The YEC recently tackled the nerve-wracking experience of attending a professional event where you don't know anyone, offering this simple but powerful advice: "Stumped for something to say? You're likely not the only one. Walk up and introduce yourself, and then tell people it's your first time there and you don't know anyone. People connect with authenticity."
It's good advice for any networking encounter--authenticity is a great foundation.
Invest in your network, literally.
"Create an 'intriguing people' fund," suggests Levit in a post that culls networking ideas from the book Start-Up of You. What does she mean? "Funnel a certain percentage of your paycheck into a bucket that pays for coffees, lunches, and the occasional plane ticket to meet new people and shore up existing relationships," she advises.

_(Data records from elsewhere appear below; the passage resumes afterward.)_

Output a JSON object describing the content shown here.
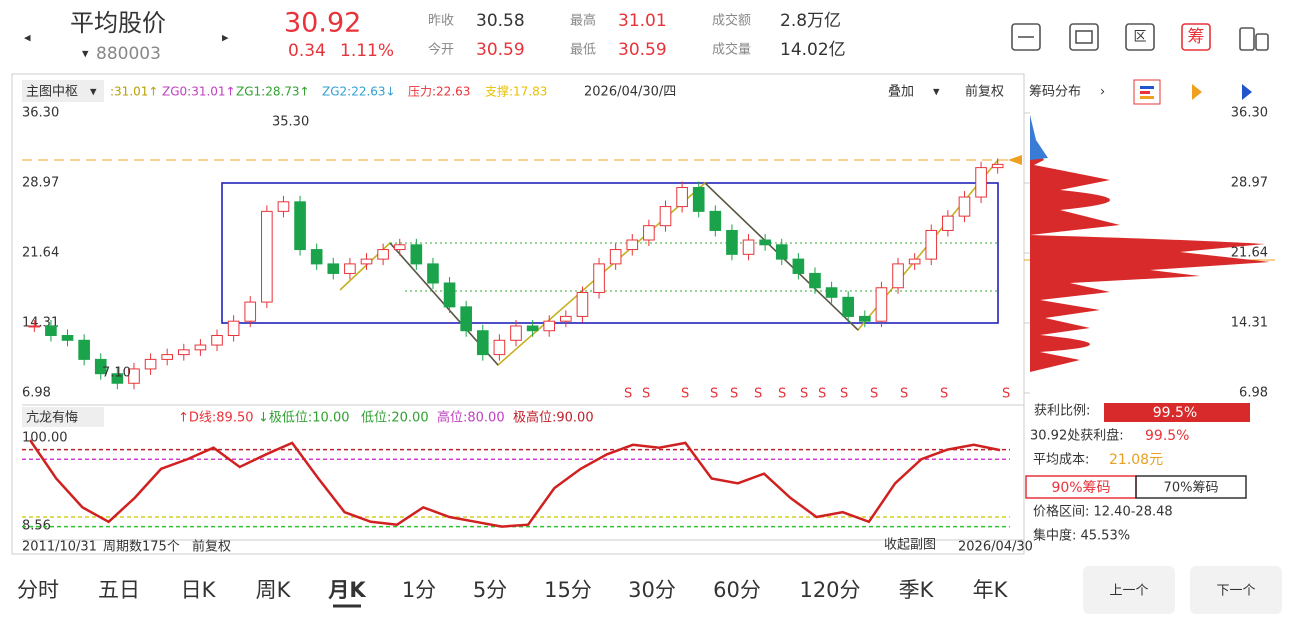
{
  "header": {
    "title": "平均股价",
    "code": "880003",
    "price": "30.92",
    "change": "0.34",
    "change_pct": "1.11%",
    "stats": [
      [
        "昨收",
        "30.58"
      ],
      [
        "今开",
        "30.59"
      ],
      [
        "最高",
        "31.01"
      ],
      [
        "最低",
        "30.59"
      ],
      [
        "成交额",
        "2.8万亿"
      ],
      [
        "成交量",
        "14.02亿"
      ]
    ],
    "icons": [
      "区",
      "筹"
    ]
  },
  "indicator_bar": {
    "name": "主图中枢",
    "items": [
      ":31.01↑",
      "ZG0:31.01↑",
      "ZG1:28.73↑",
      "ZG2:22.63↓",
      "压力:22.63",
      "支撑:17.83"
    ],
    "date": "2026/04/30/四",
    "overlay": "叠加",
    "adjust": "前复权",
    "chips": "筹码分布"
  },
  "main_chart": {
    "ylim": [
      6.98,
      36.3
    ],
    "yticks": [
      {
        "value": 36.3,
        "label": "36.30"
      },
      28.97,
      21.64,
      14.31,
      6.98
    ],
    "high_label": "35.30",
    "low_label": "7.10",
    "closes": [
      14.0,
      13.0,
      12.5,
      10.5,
      9.0,
      8.0,
      9.5,
      10.5,
      11.0,
      11.5,
      12.0,
      13.0,
      14.5,
      16.5,
      26.0,
      27.0,
      22.0,
      20.5,
      19.5,
      20.5,
      21.0,
      22.0,
      22.5,
      20.5,
      18.5,
      16.0,
      13.5,
      11.0,
      12.5,
      14.0,
      13.5,
      14.5,
      15.0,
      17.5,
      20.5,
      22.0,
      23.0,
      24.5,
      26.5,
      28.5,
      26.0,
      24.0,
      21.5,
      23.0,
      22.5,
      21.0,
      19.5,
      18.0,
      17.0,
      15.0,
      14.5,
      18.0,
      20.5,
      21.0,
      24.0,
      25.5,
      27.5,
      30.58,
      30.92
    ],
    "signals": [
      "S",
      "S",
      "S",
      "S",
      "S",
      "S",
      "S",
      "S",
      "S",
      "S",
      "S",
      "S",
      "S",
      "S"
    ]
  },
  "sub_chart": {
    "name": "亢龙有悔",
    "items": [
      "↑D线:89.50",
      "↓极低位:10.00",
      "低位:20.00",
      "高位:80.00",
      "极高位:90.00"
    ],
    "ylim": [
      8.56,
      100
    ],
    "yticks": [
      {
        "value": 100,
        "label": "100.00"
      },
      8.56
    ],
    "levels": [
      90,
      80,
      20,
      10
    ],
    "d_line": [
      100,
      60,
      30,
      15,
      40,
      70,
      80,
      92,
      72,
      85,
      97,
      60,
      25,
      15,
      12,
      30,
      20,
      15,
      10,
      12,
      50,
      70,
      85,
      95,
      92,
      97,
      60,
      55,
      65,
      40,
      20,
      25,
      15,
      55,
      80,
      90,
      95,
      89.5
    ]
  },
  "time_axis": {
    "start": "2011/10/31",
    "periods": "周期数175个",
    "adjust": "前复权",
    "collapse": "收起副图",
    "end": "2026/04/30"
  },
  "chip_panel": {
    "profit_ratio_label": "获利比例:",
    "profit_ratio": "99.5%",
    "profit_at": "30.92处获利盘:",
    "profit_at_value": "99.5%",
    "avg_cost_label": "平均成本:",
    "avg_cost": "21.08元",
    "tab90": "90%筹码",
    "tab70": "70%筹码",
    "range": "价格区间: 12.40-28.48",
    "concentration": "集中度: 45.53%"
  },
  "tabs": [
    "分时",
    "五日",
    "日K",
    "周K",
    "月K",
    "1分",
    "5分",
    "15分",
    "30分",
    "60分",
    "120分",
    "季K",
    "年K"
  ],
  "buttons": [
    "上一个",
    "下一个"
  ]
}
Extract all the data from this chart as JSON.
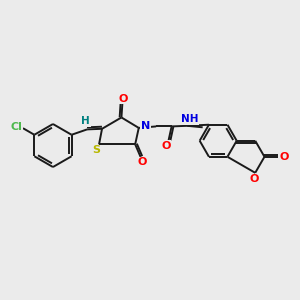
{
  "bg_color": "#ebebeb",
  "bond_color": "#1a1a1a",
  "atom_colors": {
    "Cl": "#4db84d",
    "S": "#b8b800",
    "N": "#0000e0",
    "O": "#ff0000",
    "H": "#008080",
    "C": "#1a1a1a"
  },
  "figsize": [
    3.0,
    3.0
  ],
  "dpi": 100
}
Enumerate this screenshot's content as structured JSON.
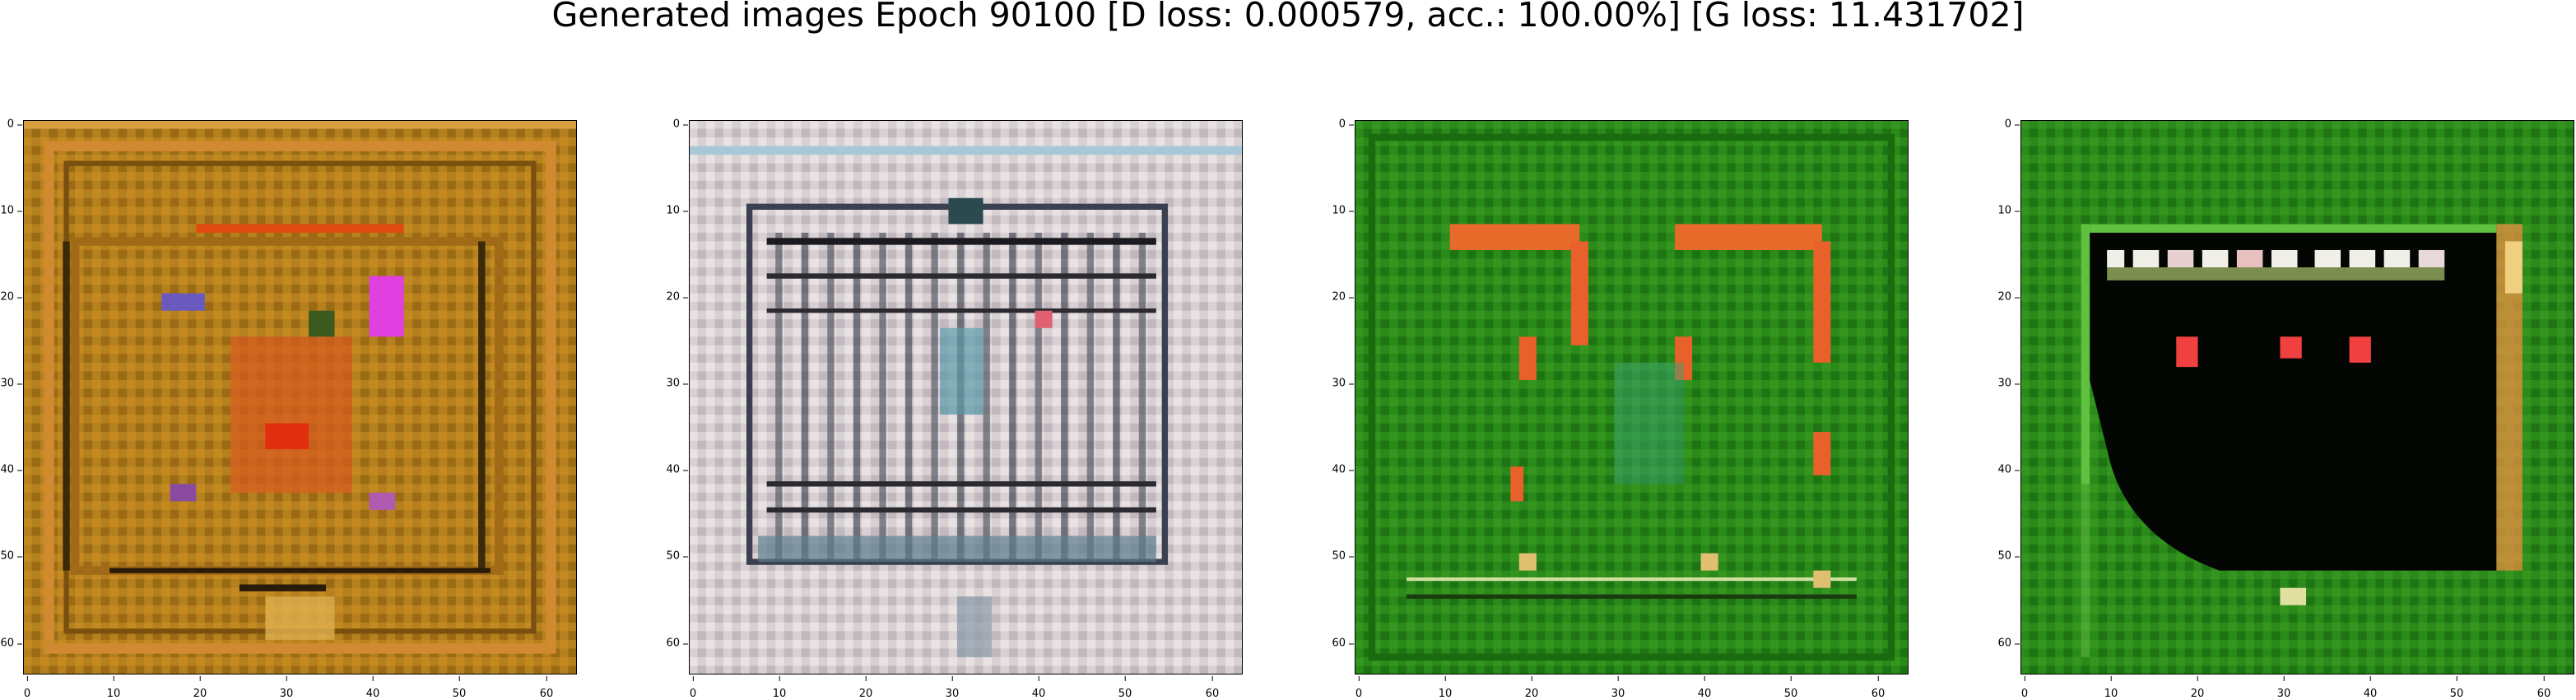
{
  "figure": {
    "title": "Generated images Epoch 90100 [D loss: 0.000579, acc.: 100.00%] [G loss: 11.431702]"
  },
  "axes": {
    "x_ticks": [
      "0",
      "10",
      "20",
      "30",
      "40",
      "50",
      "60"
    ],
    "y_ticks": [
      "0",
      "10",
      "20",
      "30",
      "40",
      "50",
      "60"
    ],
    "range": [
      0,
      64
    ]
  },
  "panels": [
    {
      "description": "orange-brown noisy pattern",
      "base_color": "#b07a18"
    },
    {
      "description": "gray-white grid pattern",
      "base_color": "#d8d0d0"
    },
    {
      "description": "green pattern with red marks",
      "base_color": "#2a8a1a"
    },
    {
      "description": "green with black rectangle",
      "base_color": "#2a8a1a"
    }
  ]
}
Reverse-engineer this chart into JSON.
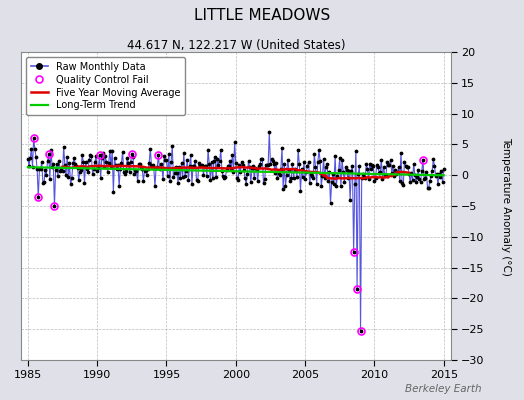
{
  "title": "LITTLE MEADOWS",
  "subtitle": "44.617 N, 122.217 W (United States)",
  "watermark": "Berkeley Earth",
  "ylabel": "Temperature Anomaly (°C)",
  "xlim": [
    1984.5,
    2015.5
  ],
  "ylim": [
    -30,
    20
  ],
  "yticks": [
    -30,
    -25,
    -20,
    -15,
    -10,
    -5,
    0,
    5,
    10,
    15,
    20
  ],
  "xticks": [
    1985,
    1990,
    1995,
    2000,
    2005,
    2010,
    2015
  ],
  "bg_color": "#e0e0e8",
  "plot_bg": "#ffffff",
  "raw_color": "#5555dd",
  "raw_dot_color": "#000000",
  "qc_color": "#ff00ff",
  "moving_avg_color": "#dd0000",
  "trend_color": "#00cc00",
  "seed": 42,
  "noise_std": 1.6,
  "base_anomaly": 1.8,
  "trend_slope": -0.055,
  "outlier_times": [
    2008.25,
    2008.5,
    2008.75,
    2009.0
  ],
  "outlier_vals": [
    -4.0,
    -12.5,
    -18.5,
    -25.3
  ],
  "qc_times": [
    1985.42,
    1985.75,
    1986.5,
    1986.92,
    1990.17,
    1992.5,
    1994.42,
    2013.5
  ],
  "qc_vals": [
    6.0,
    -3.5,
    3.5,
    -5.0,
    3.2,
    3.5,
    3.2,
    2.5
  ]
}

With a little money set aside for enjoyable activities like travel or a happy hour catch up, you're more likely to invite someone to meet up and more likely to frame the encounter as pleasant rather than fraught.
Don't network, catalyze.
Another thoughtful YEC post on networking suggests those who are jittery about making connections should re-conceive of their role not as networking but as catalyzing, shifting the focus from yourself and your needs to the needs and interests of others.
"In business and beyond, I've found myself to be a 'catalyst' at creating collisions of smart people and bright ideas. I help co-create unique platforms to connect the select individuals who can help each other," writes Yanik Silver in the post, suggesting otherer entrepreneurs try fulfilling a similar role and offering ideas on how to put the idea into practice.
Spur yourself with 'the layoff test.'
This is another bit of advice via Levit. Having a hard time talking yourself into reaching out to people? She suggests you ask yourself this question: "If you got laid off from your job today, who are the 10 people you'd e-mail for advice on what to do next? Reach out to them now, when you don't need anything specifically."
As an entrepreneur, you might not have a traditional gig to get laid off from, but the basic idea still holds. Who would you call if you were in a bind or your company was in crisis? Why not pick up the phone or bang out an email to them now?
Do you consciously think about networking or take a more organic approach to expanding your circle of connections?